Setelah menghabiskan waktu sarapannya dengan gyuudon yang terlalu matang, Sakura kembali ke kamarnya untuk bersiap-siap. Konoha Gakuen adalah sekolah yang terkenal dengan jaringannya menuju Konoha Academy, salah satu universitas bergengsi di Jepang. Semenjak ibunya mempunyai darah rendah, Sakura sudah menetapkan diri untuk menjadi seorang dokter. Mendengar ketulusan anakanya, sang ibu menyarankan Sakura untuk mencoba masuk Konoha Gakuen supaya bisa lebih mudah memasuki Fakultas Medis di Konoha Academy, yang tentu disetujui Sakura tanpa panjang lebar.
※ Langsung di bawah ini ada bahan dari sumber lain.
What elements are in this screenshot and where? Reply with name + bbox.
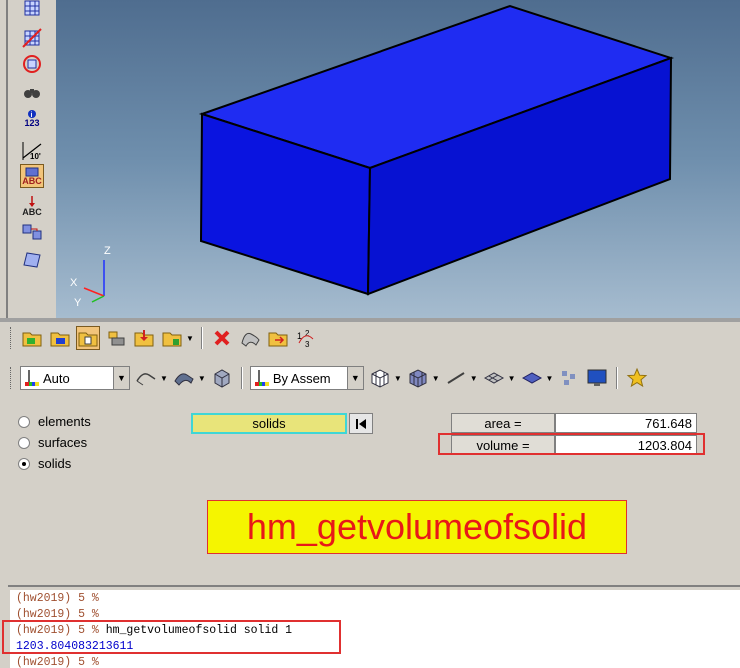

Sekolah itu memiliki kepala sekolah pria paruh baya yang menjunjung gaya Jepang lama bernama Sarutobi Hiruzen, oleh karena itu seragam siswa dan siswi Konoha Gakuen terkesan lama, gakuran untuk siswa dan sailor seifuku untuk siswinya. Bukannya tidak suka, namun seragam siswinya terkesan sedikit erotis bagi Sakura. Setelah memakai seragam sekolahnya, Sakura mengambil bondu merah polos, sebuah hadiah ulang tahun pertamanya dari Ino, dan menyematkannya di rambut merah mudanya yang rapi.

"Sakura!"

Salah satu hal yang disukai Sakura dari Ino adalah ketepatannya dalam menepati janji. Sakura dan Ino selalu bersekolah di tempat yang sama semenjak awal mereka kenal. Sewaktu kecil, Sakura adalah gadis yang memiliki krisis percaya diri dengan penampilannya. Terlahir dengan rambut merah muda pemberian ayahnya dan dahi lebar pemberian ibunya membuat Sakura menjadi bahan ejekan di lingkungan tetangganya. Sebelum mengenal Ino, hampir setiap hari Sakura pulang ke rumah dengan bekas luka di badan, memar di dahinya dan mata hijau gioknya yang membengkak karena air mata. Ino-lah yang menyelamatkan Sakura dari ketakutan dirinya.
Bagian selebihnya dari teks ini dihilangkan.